The shared message was that building a learning organisation is as much about culture and process as it is about technology. Bringing governance activity into one coherent system can free up time, strengthen accountability and improve visibility but the biggest gains come when insight is linked to clear improvement priorities, and teams keep iterating based on what the data is telling them.
Audience FAQs
AI agents as an early warning system
An audience member asked whether AI agents could help move governance beyond retrospective dashboards, surfacing live “early warning” signals by combining multiple inputs (e.g., incidents, complaints, patient experience and staff survey feedback) and prompting timely leadership intervention before risks escalate.
The panel broadly agreed with the direction of travel, while emphasising safeguards. Rhian Bulmer from Radar Healthcare described ongoing work with partner trusts and roadmap development towards more predictive capability, supported by tight controls to reduce noise and keep outputs useful.

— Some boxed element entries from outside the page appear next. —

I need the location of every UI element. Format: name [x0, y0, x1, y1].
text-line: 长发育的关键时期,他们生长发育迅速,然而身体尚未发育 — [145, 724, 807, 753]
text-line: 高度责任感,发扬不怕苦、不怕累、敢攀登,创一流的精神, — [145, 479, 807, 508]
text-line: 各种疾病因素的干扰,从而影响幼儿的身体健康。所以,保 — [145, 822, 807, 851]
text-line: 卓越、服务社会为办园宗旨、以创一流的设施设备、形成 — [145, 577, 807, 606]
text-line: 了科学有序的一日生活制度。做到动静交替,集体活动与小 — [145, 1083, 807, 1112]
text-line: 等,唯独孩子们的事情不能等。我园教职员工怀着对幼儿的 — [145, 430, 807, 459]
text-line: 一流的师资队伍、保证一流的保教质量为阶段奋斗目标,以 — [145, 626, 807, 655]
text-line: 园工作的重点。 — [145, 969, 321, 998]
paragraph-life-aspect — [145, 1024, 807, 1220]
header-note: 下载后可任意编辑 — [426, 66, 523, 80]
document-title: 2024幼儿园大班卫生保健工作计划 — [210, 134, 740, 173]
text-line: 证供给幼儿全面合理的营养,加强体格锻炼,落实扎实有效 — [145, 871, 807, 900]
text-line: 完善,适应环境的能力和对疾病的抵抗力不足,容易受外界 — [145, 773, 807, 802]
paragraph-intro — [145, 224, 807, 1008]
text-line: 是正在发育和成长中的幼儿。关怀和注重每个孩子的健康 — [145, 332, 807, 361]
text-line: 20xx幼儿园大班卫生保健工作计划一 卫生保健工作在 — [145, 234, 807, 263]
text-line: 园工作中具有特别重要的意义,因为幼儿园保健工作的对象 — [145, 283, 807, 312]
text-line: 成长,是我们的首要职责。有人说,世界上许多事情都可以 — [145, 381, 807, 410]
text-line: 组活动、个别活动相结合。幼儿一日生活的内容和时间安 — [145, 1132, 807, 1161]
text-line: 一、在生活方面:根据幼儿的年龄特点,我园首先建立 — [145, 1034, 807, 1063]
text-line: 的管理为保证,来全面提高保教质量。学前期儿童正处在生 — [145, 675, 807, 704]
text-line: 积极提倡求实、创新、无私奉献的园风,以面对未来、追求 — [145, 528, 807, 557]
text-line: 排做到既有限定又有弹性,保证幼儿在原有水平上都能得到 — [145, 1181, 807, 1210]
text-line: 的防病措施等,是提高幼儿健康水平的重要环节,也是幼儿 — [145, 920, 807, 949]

Paul Cresswell from Bristol NHS Group highlighted complaints as a practical near-term candidate for AI support: using automation to identify key narratives and themes, and to support drafting, while maintaining strong information governance and ensuring relationship-based work (such as rebuilding trust with complainants) remains human-led.
Justin King from UHB noted that some benefits are already being realised at small scale: tasks that previously took half a day, such as extracting and reading incident narratives to test an emerging trend, can now be completed in minutes.

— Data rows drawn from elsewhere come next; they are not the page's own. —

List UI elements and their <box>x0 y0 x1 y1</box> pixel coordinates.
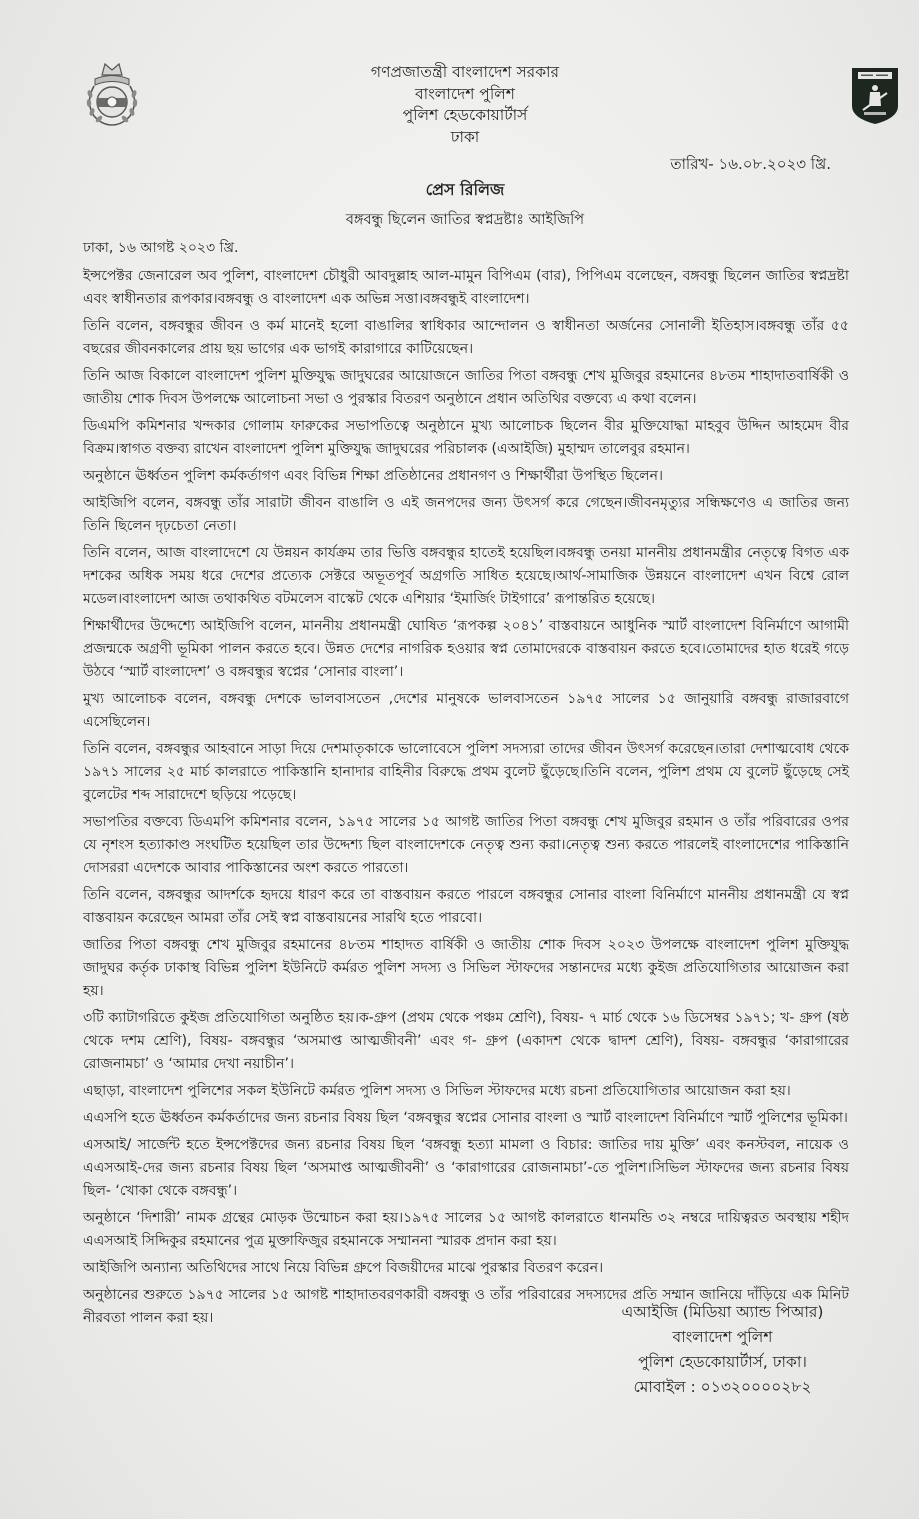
paragraph-8: শিক্ষার্থীদের উদ্দেশ্যে আইজিপি বলেন, মাননীয় প্রধানমন্ত্রী ঘোষিত ‘রূপকল্প ২০৪১’ বাস্তবায়নে আধুনিক স্মার্ট বাংলাদেশ বিনির্মাণে আগামী প্রজন্মকে অগ্রণী ভূমিকা পালন করতে হবে। উন্নত দেশের নাগরিক হওয়ার স্বপ্ন তোমাদেরকে বাস্তবায়ন করতে হবে।তোমাদের হাত ধরেই গড়ে উঠবে ‘স্মার্ট বাংলাদেশ’ ও বঙ্গবন্ধুর স্বপ্নের ‘সোনার বাংলা’। <box>83 618 849 680</box>
paragraph-20: অনুষ্ঠানের শুরুতে ১৯৭৫ সালের ১৫ আগষ্ট শাহাদাতবরণকারী বঙ্গবন্ধু ও তাঁর পরিবারের সদস্যদের প্রতি সম্মান জানিয়ে দাঁড়িয়ে এক মিনিট নীরবতা পালন করা হয়। <box>83 1287 849 1326</box>
paragraph-1: ইন্সপেক্টর জেনারেল অব পুলিশ, বাংলাদেশ চৌধুরী আবদুল্লাহ আল-মামুন বিপিএম (বার), পিপিএম বলেছেন, বঙ্গবন্ধু ছিলেন জাতির স্বপ্নদ্রষ্টা এবং স্বাধীনতার রূপকার।বঙ্গবন্ধু ও বাংলাদেশ এক অভিন্ন সত্তা।বঙ্গবন্ধুই বাংলাদেশ। <box>83 268 849 307</box>
press-release-body <box>83 237 849 1334</box>
paragraph-12: তিনি বলেন, বঙ্গবন্ধুর আদর্শকে হৃদয়ে ধারণ করে তা বাস্তবায়ন করতে পারলে বঙ্গবন্ধুর সোনার বাংলা বিনির্মাণে মাননীয় প্রধানমন্ত্রী যে স্বপ্ন বাস্তবায়ন করেছেন আমরা তাঁর সেই স্বপ্ন বাস্তবায়নের সারথি হতে পারবো। <box>83 887 849 926</box>
paragraph-2: তিনি বলেন, বঙ্গবন্ধুর জীবন ও কর্ম মানেই হলো বাঙালির স্বাধিকার আন্দোলন ও স্বাধীনতা অর্জনের সোনালী ইতিহাস।বঙ্গবন্ধু তাঁর ৫৫ বছরের জীবনকালের প্রায় ছয় ভাগের এক ভাগই কারাগারে কাটিয়েছেন। <box>83 318 849 357</box>
paragraph-15: এছাড়া, বাংলাদেশ পুলিশের সকল ইউনিটে কর্মরত পুলিশ সদস্য ও সিভিল স্টাফদের মধ্যে রচনা প্রতিযোগিতার আয়োজন করা হয়। <box>83 1083 791 1099</box>
paragraph-7: তিনি বলেন, আজ বাংলাদেশে যে উন্নয়ন কার্যক্রম তার ভিত্তি বঙ্গবন্ধুর হাতেই হয়েছিল।বঙ্গবন্ধু তনয়া মাননীয় প্রধানমন্ত্রীর নেতৃত্বে বিগত এক দশকের অধিক সময় ধরে দেশের প্রত্যেক সেক্টরে অভূতপূর্ব অগ্রগতি সাধিত হয়েছে।আর্থ-সামাজিক উন্নয়নে বাংলাদেশ এখন বিশ্বে রোল মডেল।বাংলাদেশ আজ তথাকথিত বটমলেস বাস্কেট থেকে এশিয়ার ‘ইমার্জিং টাইগারে’ রূপান্তরিত হয়েছে। <box>83 545 849 607</box>
signatory-title: এআইজি (মিডিয়া অ্যান্ড পিআর) <box>621 1303 824 1321</box>
paragraph-5: অনুষ্ঠানে ঊর্ধ্বতন পুলিশ কর্মকর্তাগণ এবং বিভিন্ন শিক্ষা প্রতিষ্ঠানের প্রধানগণ ও শিক্ষার্থীরা উপস্থিত ছিলেন। <box>83 468 663 484</box>
document-date: তারিখ- ১৬.০৮.২০২৩ খ্রি. <box>670 155 831 173</box>
paragraph-3: তিনি আজ বিকালে বাংলাদেশ পুলিশ মুক্তিযুদ্ধ জাদুঘরের আয়োজনে জাতির পিতা বঙ্গবন্ধু শেখ মুজিবুর রহমানের ৪৮তম শাহাদাতবার্ষিকী ও জাতীয় শোক দিবস উপলক্ষে আলোচনা সভা ও পুরস্কার বিতরণ অনুষ্ঠানে প্রধান অতিথির বক্তব্যে এ কথা বলেন। <box>83 368 849 407</box>
city-name: ঢাকা <box>450 127 480 146</box>
headquarters-name: পুলিশ হেডকোয়ার্টার্স <box>402 106 528 124</box>
organization-name: বাংলাদেশ পুলিশ <box>415 84 515 103</box>
press-release-headline: বঙ্গবন্ধু ছিলেন জাতির স্বপ্নদ্রষ্টাঃ আইজিপি <box>345 212 585 228</box>
document-title: প্রেস রিলিজ <box>425 180 505 199</box>
letterhead <box>260 62 670 148</box>
police-shield-emblem-icon <box>850 66 900 126</box>
paragraph-13: জাতির পিতা বঙ্গবন্ধু শেখ মুজিবুর রহমানের ৪৮তম শাহাদত বার্ষিকী ও জাতীয় শোক দিবস ২০২৩ উপলক্ষে বাংলাদেশ পুলিশ মুক্তিযুদ্ধ জাদুঘর কর্তৃক ঢাকাস্থ বিভিন্ন পুলিশ ইউনিটে কর্মরত পুলিশ সদস্য ও সিভিল স্টাফদের সন্তানদের মধ্যে কুইজ প্রতিযোগিতার আয়োজন করা হয়। <box>83 937 849 999</box>
dateline: ঢাকা, ১৬ আগষ্ট ২০২৩ খ্রি. <box>83 240 239 256</box>
paragraph-11: সভাপতির বক্তব্যে ডিএমপি কমিশনার বলেন, ১৯৭৫ সালের ১৫ আগষ্ট জাতির পিতা বঙ্গবন্ধু শেখ মুজিবুর রহমান ও তাঁর পরিবারের ওপর যে নৃশংস হত্যাকাণ্ড সংঘটিত হয়েছিল তার উদ্দেশ্য ছিল বাংলাদেশকে নেতৃত্ব শুন্য করা।নেতৃত্ব শুন্য করতে পারলেই বাংলাদেশের পাকিস্তানি দোসররা এদেশকে আবার পাকিস্তানের অংশ করতে পারতো। <box>83 814 849 876</box>
paragraph-19: আইজিপি অন্যান্য অতিথিদের সাথে নিয়ে বিভিন্ন গ্রুপে বিজয়ীদের মাঝে পুরস্কার বিতরণ করেন। <box>83 1260 604 1276</box>
signatory-office: পুলিশ হেডকোয়ার্টার্স, ঢাকা। <box>638 1353 807 1371</box>
paragraph-16: এএসপি হতে ঊর্ধ্বতন কর্মকর্তাদের জন্য রচনার বিষয় ছিল ‘বঙ্গবন্ধুর স্বপ্নের সোনার বাংলা ও স্মার্ট বাংলাদেশ বিনির্মাণে স্মার্ট পুলিশের ভূমিকা। <box>83 1110 848 1126</box>
signature-block <box>600 1300 845 1400</box>
government-name: গণপ্রজাতন্ত্রী বাংলাদেশ সরকার <box>370 63 560 81</box>
paragraph-14: ৩টি ক্যাটাগরিতে কুইজ প্রতিযোগিতা অনুষ্ঠিত হয়।ক-গ্রুপ (প্রথম থেকে পঞ্চম শ্রেণি), বিষয়- ৭ মার্চ থেকে ১৬ ডিসেম্বর ১৯৭১; খ- গ্রুপ (ষষ্ঠ থেকে দশম শ্রেণি), বিষয়- বঙ্গবন্ধুর ‘অসমাপ্ত আত্মজীবনী’ এবং গ- গ্রুপ (একাদশ থেকে দ্বাদশ শ্রেণি), বিষয়- বঙ্গবন্ধুর ‘কারাগারের রোজনামচা’ ও ‘আমার দেখা নয়াচীন’। <box>83 1010 849 1072</box>
paragraph-6: আইজিপি বলেন, বঙ্গবন্ধু তাঁর সারাটা জীবন বাঙালি ও এই জনপদের জন্য উৎসর্গ করে গেছেন।জীবনমৃত্যুর সন্ধিক্ষণেও এ জাতির জন্য তিনি ছিলেন দৃঢ়চেতা নেতা। <box>83 495 849 534</box>
bangladesh-police-emblem-icon <box>80 60 144 128</box>
signatory-organization: বাংলাদেশ পুলিশ <box>672 1328 773 1346</box>
paragraph-4: ডিএমপি কমিশনার খন্দকার গোলাম ফারুকের সভাপতিত্বে অনুষ্ঠানে মুখ্য আলোচক ছিলেন বীর মুক্তিযোদ্ধা মাহবুব উদ্দিন আহমেদ বীর বিক্রম।স্বাগত বক্তব্য রাখেন বাংলাদেশ পুলিশ মুক্তিযুদ্ধ জাদুঘরের পরিচালক (এআইজি) মুহাম্মদ তালেবুর রহমান। <box>83 418 849 457</box>
paragraph-17: এসআই/ সার্জেন্ট হতে ইন্সপেক্টদের জন্য রচনার বিষয় ছিল ‘বঙ্গবন্ধু হত্যা মামলা ও বিচার: জাতির দায় মুক্তি’ এবং কনস্টবল, নায়েক ও এএসআই-দের জন্য রচনার বিষয় ছিল ‘অসমাপ্ত আত্মজীবনী’ ও ‘কারাগারের রোজনামচা’-তে পুলিশ।সিভিল স্টাফদের জন্য রচনার বিষয় ছিল- ‘খোকা থেকে বঙ্গবন্ধু’। <box>83 1137 849 1199</box>
signatory-mobile: মোবাইল : ০১৩২০০০০২৮২ <box>633 1378 812 1396</box>
paragraph-9: মুখ্য আলোচক বলেন, বঙ্গবন্ধু দেশকে ভালবাসতেন ,দেশের মানুষকে ভালবাসতেন ১৯৭৫ সালের ১৫ জানুয়ারি বঙ্গবন্ধু রাজারবাগে এসেছিলেন। <box>83 691 849 730</box>
paragraph-18: অনুষ্ঠানে ‘দিশারী’ নামক গ্রন্থের মোড়ক উন্মোচন করা হয়।১৯৭৫ সালের ১৫ আগষ্ট কালরাতে ধানমন্ডি ৩২ নম্বরে দায়িত্বরত অবস্থায় শহীদ এএসআই সিদ্দিকুর রহমানের পুত্র মুক্তাফিজুর রহমানকে সম্মাননা স্মারক প্রদান করা হয়। <box>83 1210 849 1249</box>
paragraph-10: তিনি বলেন, বঙ্গবন্ধুর আহবানে সাড়া দিয়ে দেশমাতৃকাকে ভালোবেসে পুলিশ সদস্যরা তাদের জীবন উৎসর্গ করেছেন।তারা দেশাত্মবোধ থেকে ১৯৭১ সালের ২৫ মার্চ কালরাতে পাকিস্তানি হানাদার বাহিনীর বিরুদ্ধে প্রথম বুলেট ছুঁড়েছে।তিনি বলেন, পুলিশ প্রথম যে বুলেট ছুঁড়েছে সেই বুলেটের শব্দ সারাদেশে ছড়িয়ে পড়েছে। <box>83 741 849 803</box>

2) Workforce assurance: correlating staffing, skill mix and care red flags
A Director of Nursing asked how to link workforce assurance with quality “red flags” in a way that stands up to scrutiny. The challenge raised was that roster and vacancy dashboards can show shifts are filled, but not whether the right capabilities were present (novice vs expert mix, training status, where staff time was spent), nor how that reality correlates with harm events such as falls, tissue viability incidents or infection prevention and control concerns.
Rhian Bulmer from Radar Healthcare responded by outlining how, in principle, linking staffing datasets (skill mix, acuity, agency use and related indicators) with incidents, patient feedback and other quality signals can create a stronger, evidence-led “go and see” prompt. She noted this typically follows the foundations of rollout and data quality and may involve integrations or partnerships so workforce information can be analysed alongside quality governance information in one view, supporting earlier intervention and clearer scrutiny.